L'instant de grâce

Publié le par Emilie Hanrot

- Maîtresse, je peux prendre des gommettes ?

- Oui, bien sûr, tu sais où elles sont rangées ?

- Même les dorées ? interroge Maddy avec espoir. Je perçois dans ces trois petits mots toute une foultitude de trucs. Un je ne sais quoi très poli qui semble dire « je ne voudrais pas abuser, je sais bien que ce n’est plus Noël, mais je les trouve si jolies, promis j’en ferai bon usage… »

- Oui, bien sûr.

Je le lui ai déjà dit, mais elle ne s’en remet pas : TOUT est en accès libre dans la classe. Sais-tu que c’est toi, Maddy, qui me rends service quand tu te mets à créer et que tu attires autour de toi tes disciples du dessin, modelage, découpage, collage, assemblage, léger bavardage mais exquise autonomie sage ?

Maddy a terminé son travail depuis longtemps, comme à chaque fois. C’est propre, c’est juste, c’est déjà collé dans le cahier. Alors, elle bricole. Elle fabrique des trucs, des bidules. Je lui ai montré comment pencher son bout de scotch sur les dents en métal pour découper des rubans nets, comment plier du papier pour faire des enveloppes…

Elle crée sans faire de bruit. D’ailleurs, je me retourne... derrière moi, je n’entends rien non plus. Les enfants travaillent en silence. Chacun à sa tâche. Je tourne mon vissage vers le soleil, il me chauffe la joue, je pivote vers la porte, je perçois les voix basses de deux enfants qui jouent au train dans le couloir sans se disputer. Abdul recopie ses premiers mots en attaché. Au sol, Yoachim est penché sur un puzzle de cent pièces. Attends ! Rewind ! J’ai fait quoi ? J’ai profité d’un rayon de soleil en plein après midi ? En présence des élèves ? Aurais-je appuyé sur pause ? Vivrais-je un moment de classe en pleine conscience ? Pincez-moi.
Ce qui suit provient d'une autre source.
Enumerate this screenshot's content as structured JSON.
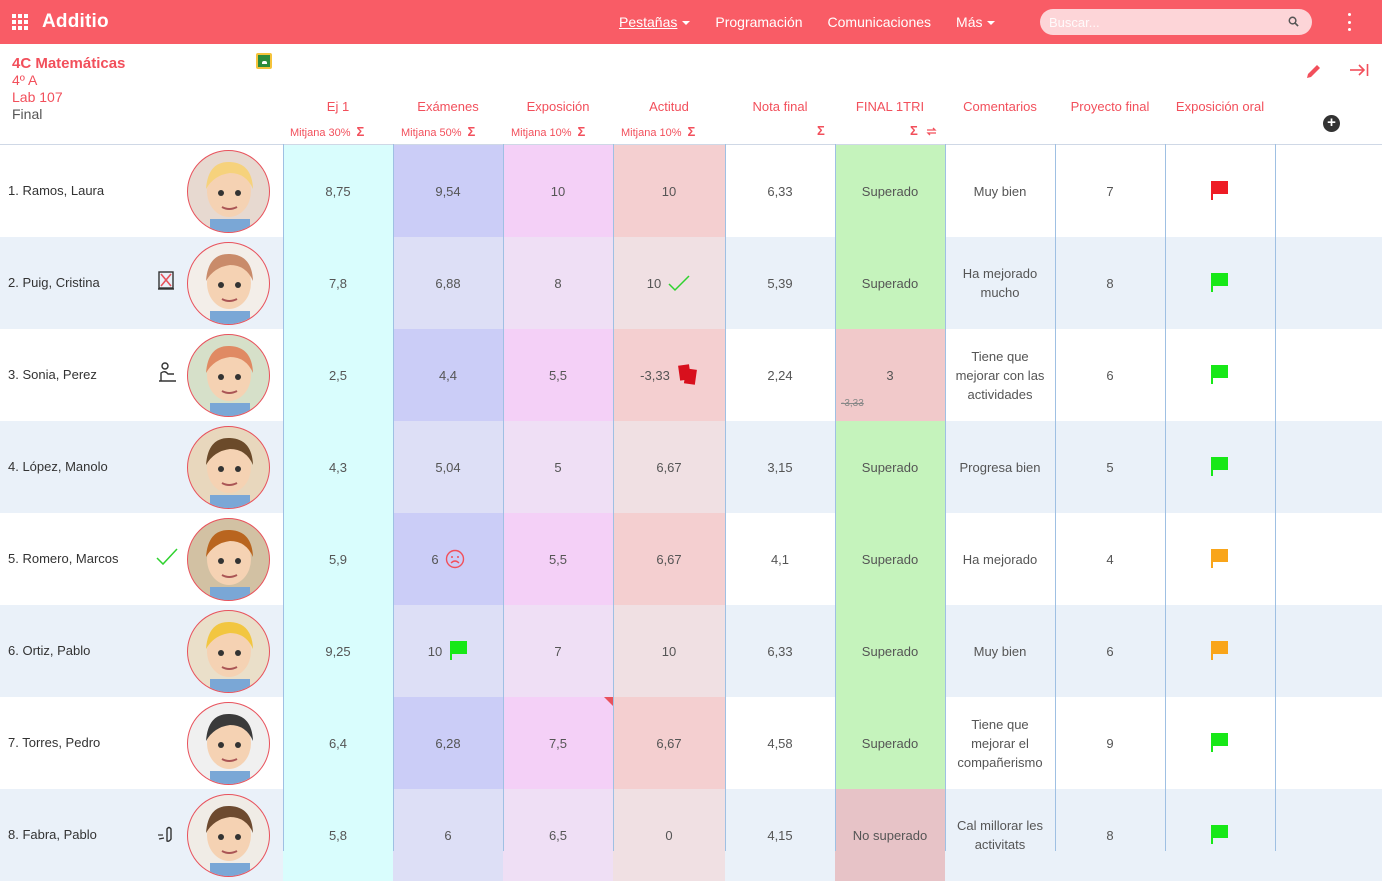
{
  "app": {
    "name": "Additio"
  },
  "nav": {
    "pestanas": "Pestañas",
    "programacion": "Programación",
    "comunicaciones": "Comunicaciones",
    "mas": "Más"
  },
  "search": {
    "placeholder": "Buscar..."
  },
  "class": {
    "title": "4C Matemáticas",
    "group": "4º A",
    "room": "Lab 107",
    "term": "Final"
  },
  "columns": [
    {
      "name": "Ej 1",
      "sub": "Mitjana 30%"
    },
    {
      "name": "Exámenes",
      "sub": "Mitjana 50%"
    },
    {
      "name": "Exposición",
      "sub": "Mitjana 10%"
    },
    {
      "name": "Actitud",
      "sub": "Mitjana 10%"
    },
    {
      "name": "Nota final",
      "sub": ""
    },
    {
      "name": "FINAL 1TRI",
      "sub": ""
    },
    {
      "name": "Comentarios",
      "sub": ""
    },
    {
      "name": "Proyecto final",
      "sub": ""
    },
    {
      "name": "Exposición oral",
      "sub": ""
    }
  ],
  "sigma": "Σ",
  "colors": {
    "accent": "#f95c66",
    "flag_red": "#ee1c25",
    "flag_green": "#17e817",
    "flag_orange": "#f9a51a"
  },
  "students": [
    {
      "name": "1. Ramos, Laura",
      "ej1": "8,75",
      "examenes": "9,54",
      "exposicion": "10",
      "actitud": "10",
      "nota_final": "6,33",
      "final1tri": "Superado",
      "comentarios": "Muy bien",
      "proyecto": "7",
      "flag": "red"
    },
    {
      "name": "2. Puig, Cristina",
      "ej1": "7,8",
      "examenes": "6,88",
      "exposicion": "8",
      "actitud": "10",
      "nota_final": "5,39",
      "final1tri": "Superado",
      "comentarios": "Ha mejorado mucho",
      "proyecto": "8",
      "flag": "green"
    },
    {
      "name": "3. Sonia, Perez",
      "ej1": "2,5",
      "examenes": "4,4",
      "exposicion": "5,5",
      "actitud": "-3,33",
      "nota_final": "2,24",
      "final1tri": "3",
      "final1tri_old": "-3,33",
      "comentarios": "Tiene que mejorar con las actividades",
      "proyecto": "6",
      "flag": "green"
    },
    {
      "name": "4. López, Manolo",
      "ej1": "4,3",
      "examenes": "5,04",
      "exposicion": "5",
      "actitud": "6,67",
      "nota_final": "3,15",
      "final1tri": "Superado",
      "comentarios": "Progresa bien",
      "proyecto": "5",
      "flag": "green"
    },
    {
      "name": "5. Romero, Marcos",
      "ej1": "5,9",
      "examenes": "6",
      "exposicion": "5,5",
      "actitud": "6,67",
      "nota_final": "4,1",
      "final1tri": "Superado",
      "comentarios": "Ha mejorado",
      "proyecto": "4",
      "flag": "orange"
    },
    {
      "name": "6. Ortiz, Pablo",
      "ej1": "9,25",
      "examenes": "10",
      "exposicion": "7",
      "actitud": "10",
      "nota_final": "6,33",
      "final1tri": "Superado",
      "comentarios": "Muy bien",
      "proyecto": "6",
      "flag": "orange"
    },
    {
      "name": "7. Torres, Pedro",
      "ej1": "6,4",
      "examenes": "6,28",
      "exposicion": "7,5",
      "actitud": "6,67",
      "nota_final": "4,58",
      "final1tri": "Superado",
      "comentarios": "Tiene que mejorar el compañerismo",
      "proyecto": "9",
      "flag": "green"
    },
    {
      "name": "8. Fabra, Pablo",
      "ej1": "5,8",
      "examenes": "6",
      "exposicion": "6,5",
      "actitud": "0",
      "nota_final": "4,15",
      "final1tri": "No superado",
      "comentarios": "Cal millorar les activitats",
      "proyecto": "8",
      "flag": "green"
    }
  ]
}
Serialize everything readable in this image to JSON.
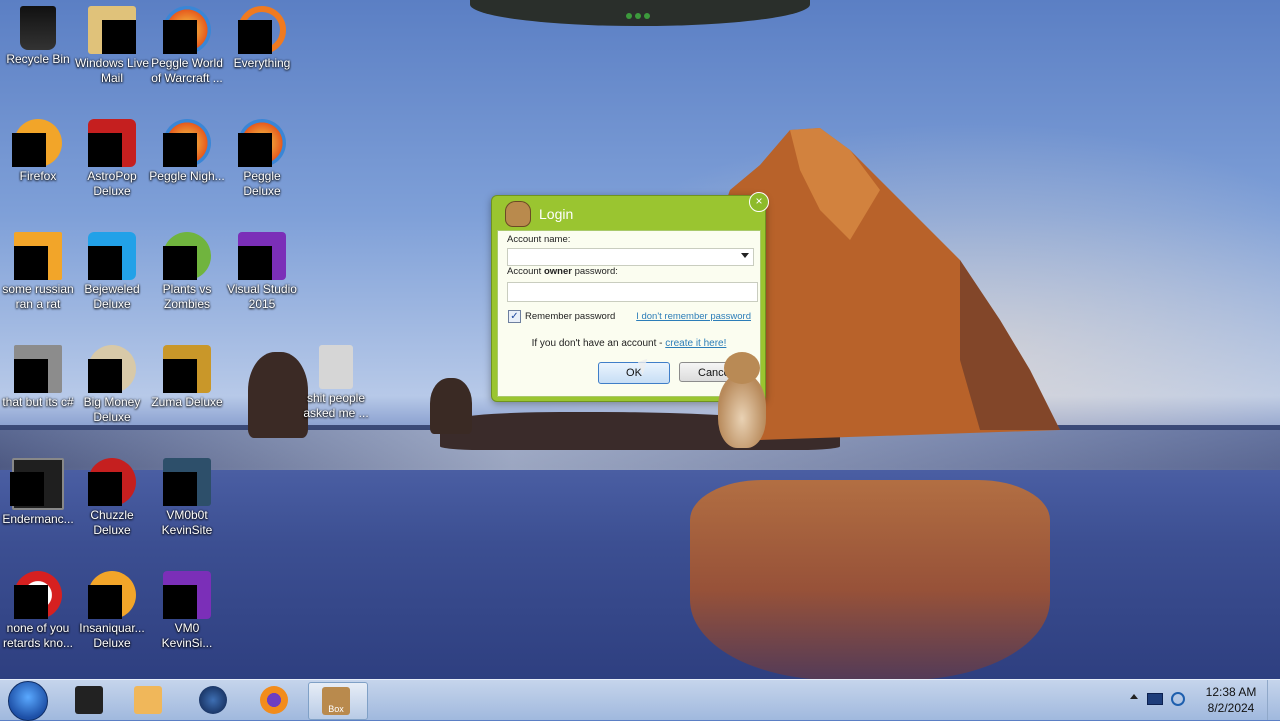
{
  "desktop": {
    "icons": [
      {
        "label": "Recycle Bin",
        "icon": "recycle-bin-icon"
      },
      {
        "label": "Windows Live Mail",
        "icon": "mail-icon"
      },
      {
        "label": "Peggle World of Warcraft ...",
        "icon": "peggle-icon"
      },
      {
        "label": "Everything",
        "icon": "search-icon"
      },
      {
        "label": "Firefox",
        "icon": "firefox-icon"
      },
      {
        "label": "AstroPop Deluxe",
        "icon": "game-icon"
      },
      {
        "label": "Peggle Nigh...",
        "icon": "peggle-icon"
      },
      {
        "label": "Peggle Deluxe",
        "icon": "peggle-icon"
      },
      {
        "label": "some russian ran a rat",
        "icon": "file-icon"
      },
      {
        "label": "Bejeweled Deluxe",
        "icon": "gem-icon"
      },
      {
        "label": "Plants vs Zombies",
        "icon": "plant-icon"
      },
      {
        "label": "Visual Studio 2015",
        "icon": "visual-studio-icon"
      },
      {
        "label": "that but its c#",
        "icon": "file-icon"
      },
      {
        "label": "Big Money Deluxe",
        "icon": "money-bag-icon"
      },
      {
        "label": "Zuma Deluxe",
        "icon": "zuma-icon"
      },
      {
        "label": "shit people asked me ...",
        "icon": "folder-icon"
      },
      {
        "label": "Endermanc...",
        "icon": "terminal-icon"
      },
      {
        "label": "Chuzzle Deluxe",
        "icon": "chuzzle-icon"
      },
      {
        "label": "VM0b0t KevinSite",
        "icon": "shortcut-icon"
      },
      {
        "label": "none of you retards kno...",
        "icon": "file-icon"
      },
      {
        "label": "Insaniquar... Deluxe",
        "icon": "fish-icon"
      },
      {
        "label": "VM0 KevinSi...",
        "icon": "shortcut-icon"
      }
    ]
  },
  "login": {
    "title": "Login",
    "close_glyph": "×",
    "account_name_label": "Account name:",
    "password_label_prefix": "Account ",
    "password_label_bold": "owner",
    "password_label_suffix": " password:",
    "account_value": "",
    "password_value": "",
    "remember_checked_glyph": "✓",
    "remember_label": "Remember password",
    "forgot_link": "I don't remember password",
    "signup_prefix": "If you don't have an account - ",
    "signup_link": "create it here!",
    "ok_label": "OK",
    "cancel_label": "Cancel"
  },
  "taskbar": {
    "items": [
      {
        "icon": "media-icon"
      },
      {
        "icon": "media-player-icon"
      },
      {
        "icon": "globe-icon"
      },
      {
        "icon": "firefox-icon"
      },
      {
        "icon": "box-app-icon",
        "active": true,
        "label": "Box"
      }
    ],
    "clock_time": "12:38 AM",
    "clock_date": "8/2/2024"
  },
  "colors": {
    "dialog_frame": "#9ac530",
    "link": "#2c7db8"
  }
}
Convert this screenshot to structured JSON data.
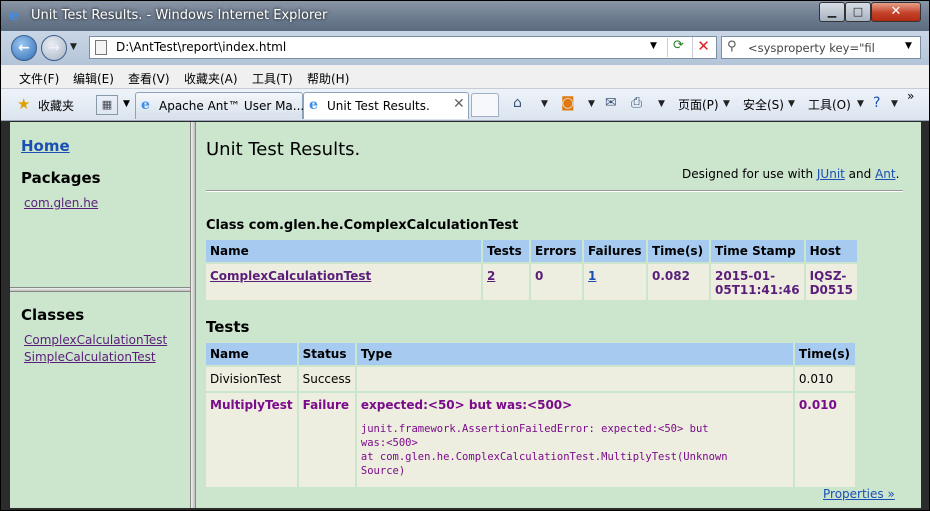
{
  "window": {
    "title": "Unit Test Results. - Windows Internet Explorer"
  },
  "address": {
    "url": "D:\\AntTest\\report\\index.html"
  },
  "search": {
    "placeholder": "<sysproperty key=\"fil"
  },
  "menu": [
    "文件(F)",
    "编辑(E)",
    "查看(V)",
    "收藏夹(A)",
    "工具(T)",
    "帮助(H)"
  ],
  "favorites": {
    "label": "收藏夹"
  },
  "tabs": [
    {
      "label": "Apache Ant™ User Ma..."
    },
    {
      "label": "Unit Test Results."
    }
  ],
  "toolbar": {
    "page": "页面(P)",
    "safety": "安全(S)",
    "tools": "工具(O)",
    "more": "»"
  },
  "sidebar": {
    "home": "Home",
    "packages_heading": "Packages",
    "package": "com.glen.he",
    "classes_heading": "Classes",
    "classes": [
      "ComplexCalculationTest",
      "SimpleCalculationTest"
    ]
  },
  "main": {
    "title": "Unit Test Results.",
    "designed_prefix": "Designed for use with ",
    "junit": "JUnit",
    "and": " and ",
    "ant": "Ant",
    "dot": ".",
    "class_heading": "Class com.glen.he.ComplexCalculationTest",
    "summary_headers": [
      "Name",
      "Tests",
      "Errors",
      "Failures",
      "Time(s)",
      "Time Stamp",
      "Host"
    ],
    "summary_row": {
      "name": "ComplexCalculationTest",
      "tests": "2",
      "errors": "0",
      "failures": "1",
      "time": "0.082",
      "timestamp_1": "2015-01-",
      "timestamp_2": "05T11:41:46",
      "host_1": "IQSZ-",
      "host_2": "D0515"
    },
    "tests_heading": "Tests",
    "tests_headers": [
      "Name",
      "Status",
      "Type",
      "Time(s)"
    ],
    "tests_rows": [
      {
        "name": "DivisionTest",
        "status": "Success",
        "type": "",
        "time": "0.010"
      },
      {
        "name": "MultiplyTest",
        "status": "Failure",
        "type": "expected:<50> but was:<500>",
        "trace_1": "junit.framework.AssertionFailedError: expected:<50> but",
        "trace_2": "was:<500>",
        "trace_3": "at com.glen.he.ComplexCalculationTest.MultiplyTest(Unknown",
        "trace_4": "Source)",
        "time": "0.010"
      }
    ],
    "properties": "Properties »"
  }
}
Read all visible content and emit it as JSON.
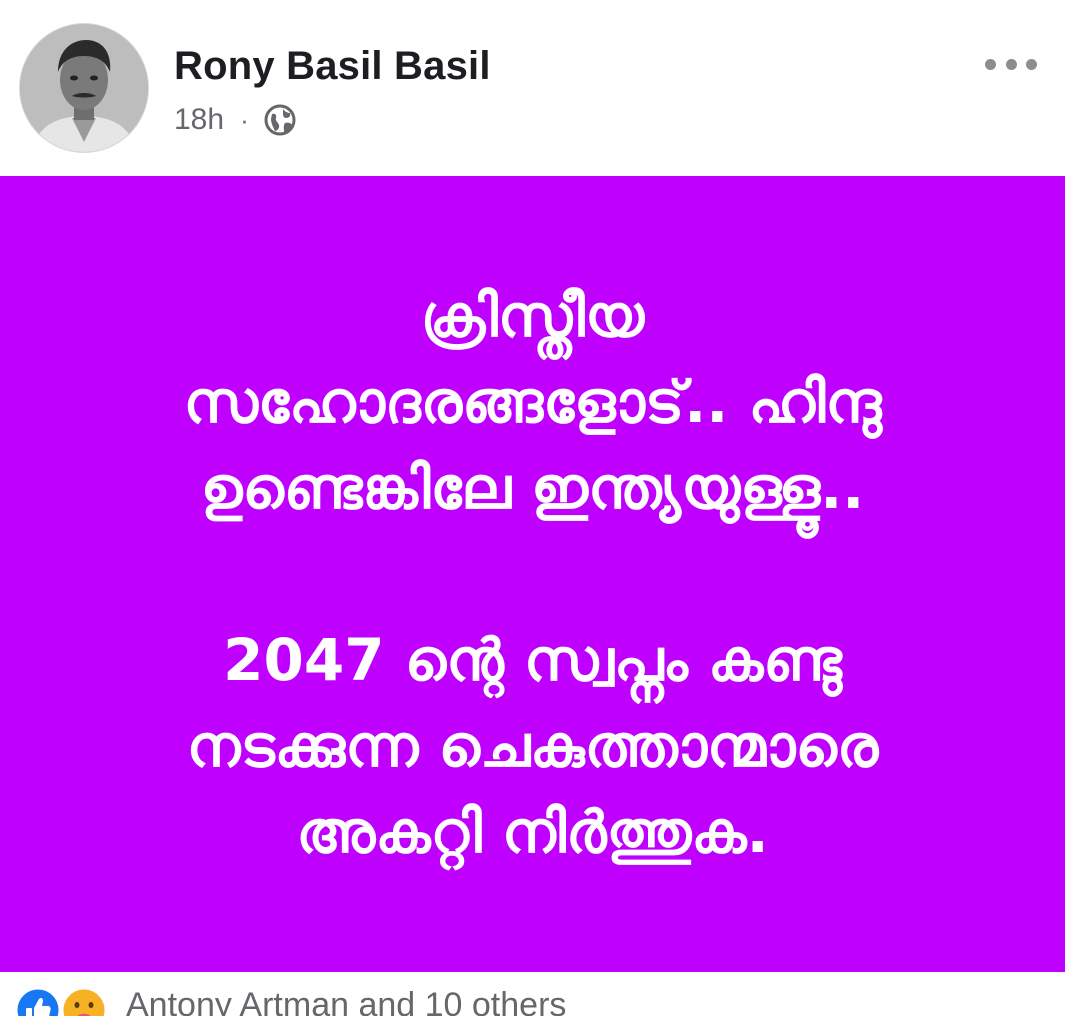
{
  "post": {
    "author_name": "Rony Basil Basil",
    "timestamp": "18h",
    "separator": "·",
    "privacy_icon": "globe-icon",
    "more_icon": "more-options-icon",
    "card_color": "#bf00ff",
    "card_text_color": "#ffffff",
    "card_paragraphs": [
      {
        "lines": [
          "ക്രിസ്തീയ",
          "സഹോദരങ്ങളോട്.. ഹിന്ദു",
          "ഉണ്ടെങ്കിലേ ഇന്ത്യയുള്ളൂ.."
        ]
      },
      {
        "lines": [
          "2047 ന്റെ സ്വപ്നം കണ്ടു",
          "നടക്കുന്ന ചെകുത്താന്മാരെ",
          "അകറ്റി നിർത്തുക."
        ]
      }
    ]
  },
  "reactions": {
    "icons": [
      "like-icon",
      "care-icon"
    ],
    "text": "Antony Artman and 10 others"
  },
  "colors": {
    "author_name": "#1c1e21",
    "secondary_text": "#65676b",
    "like_blue": "#1877f2",
    "care_yellow": "#f7b125"
  }
}
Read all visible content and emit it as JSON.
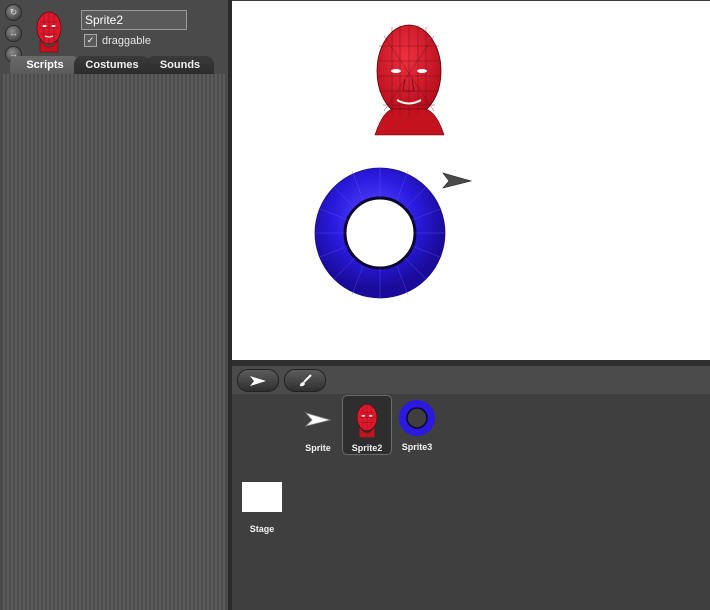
{
  "sprite_info": {
    "name": "Sprite2",
    "draggable_label": "draggable",
    "draggable_checked": true,
    "check_glyph": "✓"
  },
  "rotation_controls": [
    {
      "icon": "rotate-icon",
      "glyph": "↻"
    },
    {
      "icon": "left-right-icon",
      "glyph": "↔"
    },
    {
      "icon": "no-rotate-icon",
      "glyph": "→"
    }
  ],
  "tabs": [
    {
      "label": "Scripts",
      "active": true
    },
    {
      "label": "Costumes",
      "active": false
    },
    {
      "label": "Sounds",
      "active": false
    }
  ],
  "stage": {
    "sprites": [
      "face-head-sprite",
      "torus-ring-sprite",
      "arrow-sprite"
    ],
    "colors": {
      "head": "#dd1a2c",
      "torus": "#2a1adf",
      "arrow": "#4a4a4a"
    }
  },
  "toolbar": {
    "buttons": [
      "arrow-icon",
      "paintbrush-icon"
    ]
  },
  "corral": {
    "sprites": [
      {
        "label": "Sprite",
        "selected": false
      },
      {
        "label": "Sprite2",
        "selected": true
      },
      {
        "label": "Sprite3",
        "selected": false
      }
    ],
    "stage_label": "Stage"
  }
}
Etat de grâce (laïque cela s’entend).

Même ceux qui ne font rien le font de manière tout à fait sympathique.

En fait, chacun est occupé. Personne n’embête qui que ce soit. Pas de chamaillerie, pas de mauvais esprit, pas de « MAÎÎÎÎÎÎTREEEEESSE ! », pas de course, pas de cris.

Le calme est si complet que je m’entends proposer à mi-voix:

- Les enfants, ça vous ferait plaisir de travailler en musique ?

- Oui !

- Tu peux mettre…

- Je te coupe ! Je ne mets pas « Sapé comme jamais » !

Rire général.

- Alors, « Allez tu viens » ?

- Entendu (c’est une chanson enfantine très entraînante).

Je branche mon Iphone à son poste et trouve ma playlist « chorale école ».

Lecture aléatoire.

Ils fredonnent en travaillant. Les têtes hochent, les pieds battent la mesure. J’aide quelqu’un qui en a vraiment besoin. J’aime mon métier.

Voilà. C’était le moment parfait du blog. Les jeunes se disent, comment fait-elle? La classe. C’est quoi son secret ?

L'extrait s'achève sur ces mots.